Kromek Group 14p £48.3m (LON:KMK)
Interim results from the worldwide supplier of detection technology focusing on the medical, security screening and nuclear markets, announces its interim results for the six months ended 31 October 2020. Cash and cash equivalents at 31 October 2020 were £5.8m
Financial Summary · Revenue of £4.6m (H1 2019/20: £5.3m) · Gross margin was 54% (H1 2019/20: 58%; FY 2019/20: 47%)
Adjusted EBITDA was £0.9m loss (H1 2019/20: £0.6m loss)
Resumption of orders and shipments across all segments in final two months of the period with business patterns starting to return to normal and increased commercial activity post period
Continuing commercial traction and development of D3S family of products, which has been sold in over 25 countries. Significant progress in fast-growing bio-security market
As customers start to resume the rollout of their next-generation products based on Kromek technology, consequently detector shipments have increased. Specifically, in medical imaging, the Group’s OEM customer that awarded the contract expected to be up to $58.1m, has commenced installing its medical imaging scanners in multiple countries, with the rollout expected to ramp-up from H2 2020/21. The Group has received multiple contracts from new and existing customers in recent months, underscoring the pronounced rebound in sales and commercial activity across the Group’s key segments of medical imaging, nuclear detection and security screening. The renewed level of activity within its customer base is underpinned by the commercial traction Kromek has demonstrated in recent years in winning several, high-value contracts.
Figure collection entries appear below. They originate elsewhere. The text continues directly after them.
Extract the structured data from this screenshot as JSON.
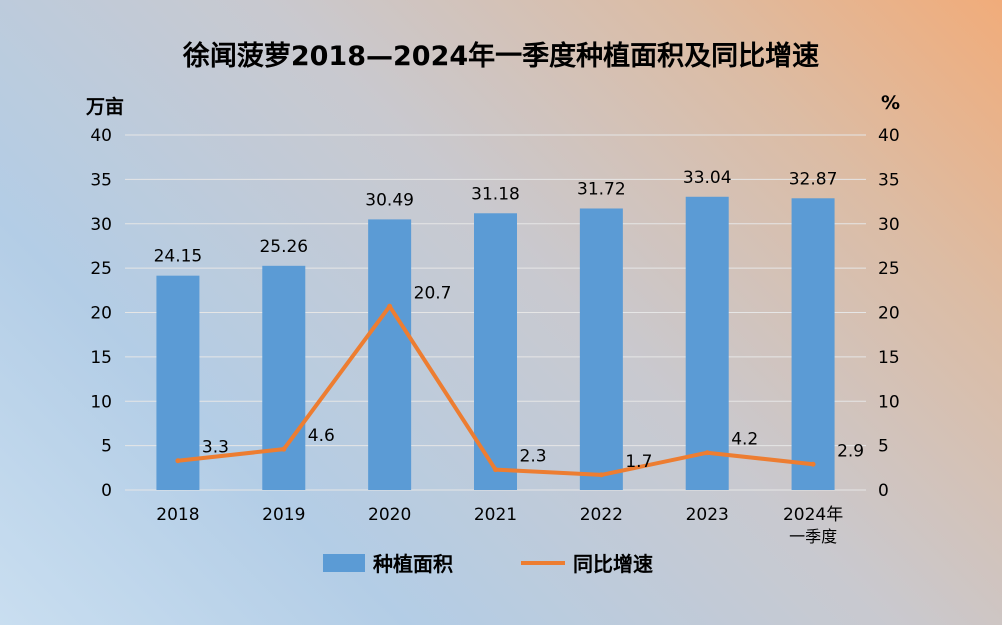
{
  "chart_data": {
    "type": "bar",
    "title": "徐闻菠萝2018—2024年一季度种植面积及同比增速",
    "left_unit": "万亩",
    "right_unit": "%",
    "categories": [
      "2018",
      "2019",
      "2020",
      "2021",
      "2022",
      "2023",
      "2024年\n一季度"
    ],
    "series": [
      {
        "name": "种植面积",
        "type": "bar",
        "axis": "left",
        "color": "#5b9bd5",
        "values": [
          24.15,
          25.26,
          30.49,
          31.18,
          31.72,
          33.04,
          32.87
        ],
        "labels": [
          "24.15",
          "25.26",
          "30.49",
          "31.18",
          "31.72",
          "33.04",
          "32.87"
        ]
      },
      {
        "name": "同比增速",
        "type": "line",
        "axis": "right",
        "color": "#ed7d31",
        "values": [
          3.3,
          4.6,
          20.7,
          2.3,
          1.7,
          4.2,
          2.9
        ],
        "labels": [
          "3.3",
          "4.6",
          "20.7",
          "2.3",
          "1.7",
          "4.2",
          "2.9"
        ]
      }
    ],
    "ylim": [
      0,
      40
    ],
    "yticks": [
      "0",
      "5",
      "10",
      "15",
      "20",
      "25",
      "30",
      "35",
      "40"
    ],
    "grid": true,
    "legend": "bottom"
  }
}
As a result, the Group expects revenue in the second half of the year to be significantly higher than in H1 2020/21. Has commenced a £1.25m programme funded by Innovate UK to customise its biological threat-detection solution for the automated detection of all airborne viruses, including COVID-19, to support end-use cases.
Induction Healthcare 72p £30.3m (LON:INHC)
The healthcare technology company that helps digitally transform hospitals, announces a contract with the Royal Free London NHS Foundation Trust (RFL). Induction Zesty, a leading provider of patient portals to NHS Hospitals, has delivered the My RFL Care patient portal as the first phase of an ambitious roadmap for RFL’s digital patient services in the next two years.
The My RFL Care portal launched in August 2020 and has had significant traction with over 50,000 patients registering and using the service in the first few months. 250,000 patients are expected to adopt the service in the first year.